The risk is that many individual contributors believe they no longer need others.

In the short term, this is going to be incredibly disruptive to team culture.

When scarce skills become more attainable, people feel pressure to move “up the pile” to prove their value.

Kent Beck expressed this sentiment on X:

“The value of 90% of my skills dropped to $0. The remaining 10% of my skills made a thousand.”

My concern is that everyone is recalibrating toward the same 10%. Individual contributors are all racing toward the same layer of leverage.

In Ben Werdmuller’s article, “AI Coding Works Now,” he specifically gives advice to engineers. He comments, “AI coding shifts the center of gravity from implementation to decision,” and recommends that engineers focus on these four skills:

  1. setting goals for the product

  2. Understanding what users really want

  3. Being very clear about the experience and value you are creating

  4. Design, build, and maintain robust software architectures

Many people believe in the challenge of Ben’s advice They Own these skills.

  • Company leadership wants to create its goals and strategy.

  • Product managers consider themselves uniquely qualified to understand what users want.

  • Designers want control over crafting the user experience.

  • And marketing and sales want to define how value is expressed to the customer.

  • Engineers have ownership in planning and implementing the architecture. Performance, Scalability, Security; All this requires real expertise.

With AI, all of these roles become more fluid. As more people create software and reduce time, they will begin to absorb the lessons that took their colleagues decades to learn.

And ultimately, more individuals will want to own the highest-leverage identity: “In my role, I solve problems and provide value to users.”

If left unchecked, there will be competition for position. There may be more hostility (and jealousy) between team members.

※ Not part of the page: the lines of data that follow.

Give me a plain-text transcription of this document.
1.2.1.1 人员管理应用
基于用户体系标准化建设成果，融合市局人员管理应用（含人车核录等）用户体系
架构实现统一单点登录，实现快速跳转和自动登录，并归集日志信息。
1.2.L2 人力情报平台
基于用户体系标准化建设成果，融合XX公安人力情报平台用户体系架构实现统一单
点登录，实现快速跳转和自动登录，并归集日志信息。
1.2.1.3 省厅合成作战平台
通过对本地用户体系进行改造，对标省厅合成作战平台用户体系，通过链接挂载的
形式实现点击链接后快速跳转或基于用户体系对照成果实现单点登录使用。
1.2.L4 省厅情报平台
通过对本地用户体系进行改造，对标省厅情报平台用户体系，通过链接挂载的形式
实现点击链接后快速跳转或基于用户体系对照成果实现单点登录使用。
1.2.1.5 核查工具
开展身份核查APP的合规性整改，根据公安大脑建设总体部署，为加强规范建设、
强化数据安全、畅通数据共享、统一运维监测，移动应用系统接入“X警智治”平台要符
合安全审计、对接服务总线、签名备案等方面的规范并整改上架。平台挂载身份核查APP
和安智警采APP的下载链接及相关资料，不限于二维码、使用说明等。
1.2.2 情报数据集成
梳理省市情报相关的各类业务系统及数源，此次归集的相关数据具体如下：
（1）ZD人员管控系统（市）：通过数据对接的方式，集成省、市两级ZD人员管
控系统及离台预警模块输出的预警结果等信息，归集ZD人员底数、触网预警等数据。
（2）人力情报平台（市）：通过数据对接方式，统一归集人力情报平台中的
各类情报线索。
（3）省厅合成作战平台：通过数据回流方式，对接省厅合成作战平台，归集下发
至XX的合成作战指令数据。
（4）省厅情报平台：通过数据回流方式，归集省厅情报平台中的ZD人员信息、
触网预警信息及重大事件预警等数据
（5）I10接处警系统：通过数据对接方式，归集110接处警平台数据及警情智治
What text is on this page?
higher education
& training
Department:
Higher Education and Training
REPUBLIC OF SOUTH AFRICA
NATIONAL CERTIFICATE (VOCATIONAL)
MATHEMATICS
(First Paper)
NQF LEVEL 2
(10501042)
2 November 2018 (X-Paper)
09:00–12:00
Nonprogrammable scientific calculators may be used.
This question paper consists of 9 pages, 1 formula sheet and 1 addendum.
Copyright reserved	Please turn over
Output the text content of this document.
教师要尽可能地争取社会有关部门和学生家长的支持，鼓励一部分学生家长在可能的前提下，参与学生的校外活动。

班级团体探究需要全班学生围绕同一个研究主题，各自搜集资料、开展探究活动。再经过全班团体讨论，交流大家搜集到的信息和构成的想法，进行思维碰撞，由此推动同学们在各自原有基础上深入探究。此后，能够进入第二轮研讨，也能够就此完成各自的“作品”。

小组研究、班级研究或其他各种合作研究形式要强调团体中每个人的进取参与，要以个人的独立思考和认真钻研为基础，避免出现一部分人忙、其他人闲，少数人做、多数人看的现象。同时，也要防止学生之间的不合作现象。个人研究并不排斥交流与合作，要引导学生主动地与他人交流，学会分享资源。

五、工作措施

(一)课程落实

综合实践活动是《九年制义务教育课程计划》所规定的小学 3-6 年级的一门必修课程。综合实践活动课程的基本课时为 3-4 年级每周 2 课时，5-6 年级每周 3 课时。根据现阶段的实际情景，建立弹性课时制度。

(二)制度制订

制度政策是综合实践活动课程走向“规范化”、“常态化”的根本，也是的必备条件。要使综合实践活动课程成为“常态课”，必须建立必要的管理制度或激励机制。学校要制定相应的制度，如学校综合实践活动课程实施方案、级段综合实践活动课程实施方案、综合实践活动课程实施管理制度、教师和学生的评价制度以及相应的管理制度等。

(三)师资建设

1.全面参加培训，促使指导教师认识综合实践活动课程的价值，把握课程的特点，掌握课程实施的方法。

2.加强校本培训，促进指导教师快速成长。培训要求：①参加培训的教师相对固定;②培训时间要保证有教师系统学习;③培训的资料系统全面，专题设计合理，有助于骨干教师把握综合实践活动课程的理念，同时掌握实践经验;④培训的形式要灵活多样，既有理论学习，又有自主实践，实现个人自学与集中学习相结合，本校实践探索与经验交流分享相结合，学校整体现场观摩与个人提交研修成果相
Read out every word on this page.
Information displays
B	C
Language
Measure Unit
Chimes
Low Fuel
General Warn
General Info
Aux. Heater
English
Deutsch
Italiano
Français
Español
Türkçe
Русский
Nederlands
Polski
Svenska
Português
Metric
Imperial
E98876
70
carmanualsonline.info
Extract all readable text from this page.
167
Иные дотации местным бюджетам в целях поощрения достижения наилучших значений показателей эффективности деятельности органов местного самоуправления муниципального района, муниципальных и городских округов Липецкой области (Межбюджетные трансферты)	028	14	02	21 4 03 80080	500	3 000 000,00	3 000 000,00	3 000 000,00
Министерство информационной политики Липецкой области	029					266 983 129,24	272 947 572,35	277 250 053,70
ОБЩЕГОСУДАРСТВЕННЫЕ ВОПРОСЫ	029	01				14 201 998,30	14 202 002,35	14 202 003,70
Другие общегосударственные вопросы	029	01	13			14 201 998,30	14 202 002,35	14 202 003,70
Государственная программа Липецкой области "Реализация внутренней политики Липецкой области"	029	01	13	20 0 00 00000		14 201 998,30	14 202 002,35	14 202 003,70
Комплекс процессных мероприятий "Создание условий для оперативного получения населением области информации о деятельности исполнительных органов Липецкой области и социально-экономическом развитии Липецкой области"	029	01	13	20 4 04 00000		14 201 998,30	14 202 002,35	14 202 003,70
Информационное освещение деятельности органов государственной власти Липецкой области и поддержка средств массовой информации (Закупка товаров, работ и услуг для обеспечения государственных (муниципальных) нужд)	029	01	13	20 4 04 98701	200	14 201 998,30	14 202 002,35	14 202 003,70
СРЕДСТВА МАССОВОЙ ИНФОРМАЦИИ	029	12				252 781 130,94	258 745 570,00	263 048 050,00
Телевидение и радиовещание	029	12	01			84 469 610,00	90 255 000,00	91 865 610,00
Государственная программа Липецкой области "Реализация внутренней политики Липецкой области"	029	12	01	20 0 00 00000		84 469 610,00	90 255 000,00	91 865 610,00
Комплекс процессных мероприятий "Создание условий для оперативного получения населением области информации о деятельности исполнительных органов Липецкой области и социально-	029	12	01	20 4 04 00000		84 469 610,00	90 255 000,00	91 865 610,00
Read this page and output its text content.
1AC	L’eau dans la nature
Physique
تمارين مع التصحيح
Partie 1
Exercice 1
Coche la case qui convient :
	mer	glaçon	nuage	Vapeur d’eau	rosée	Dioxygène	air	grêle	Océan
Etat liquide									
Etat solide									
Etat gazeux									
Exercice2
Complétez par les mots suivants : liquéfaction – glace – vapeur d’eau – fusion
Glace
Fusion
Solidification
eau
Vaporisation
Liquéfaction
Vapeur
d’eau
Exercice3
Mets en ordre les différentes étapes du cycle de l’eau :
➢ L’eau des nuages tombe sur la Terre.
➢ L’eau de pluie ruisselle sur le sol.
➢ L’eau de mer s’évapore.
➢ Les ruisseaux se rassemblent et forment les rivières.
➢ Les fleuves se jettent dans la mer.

What I’m hearing from software teams

I started asking my friends who run software teams what they were seeing.

One founder told me:

I think you are right here. We’re seeing this already – primarily around PMs who want to write code.

Said another:

We’re definitely feeling it on our team. Everyone feels like they can do everyone else’s work.

The president of an established software company described a similar change:

“We have a product lead and 15 engineers on our team. On smaller projects he’s sending a lot of PR himself and there aren’t any developers involved.”

But the biggest change wasn’t just in who was doing the work. This was who they were hiring:

“Where you really see the impact on jobs with us is in the people we’re no longer hiring: specialists. In this new era, generalists win.”

Ghost founder John O’Nolan commented:

It’s certainly a turbulent time – but overall I’m quite optimistic.

What has not happened yet and I hope will happen in the future is that in addition to the old roles being compressed, new roles emerge.

after the impasse

My hope (once the dust settles) is that we come out with the other side More Collaboration. Instead of competing for leverage, I’m hoping that individual contributors will find new ways to work together.

For example, what if product managers and engineers did more AI-powered pair programming? PMs can focus on customer behavior and product goals. The engineer can evaluate architecture, security, and maintainability. They will iterate together in real time using LLM.

My friend Matt Stauffer, CEO of Titan, commented that they are doing this right now:

I demo the work to my biz dev manager (the product owner for this internal project), she asks for changes, and then we signal the LLM live together. I am better at giving hints and reviewing, she knows the domain better than me. This type of pair programming is great, because I’m moving fast and she can hang off the call later while I’m reviewing, revising, etc.

Ben Werdmuller’s recipe will still be relevant: “All code should have a human owner who will take responsibility for it.” In my scenario, the PM and the engineer will be co-owners of the pull request.

37signals is famous for two-person teams (one designer, one engineer). In the world of AI, might such a paradigm become the norm?

Once the unrest ends, people will need a new vision for working together. How can we use AI? And Collaborate in ways that help us build better software?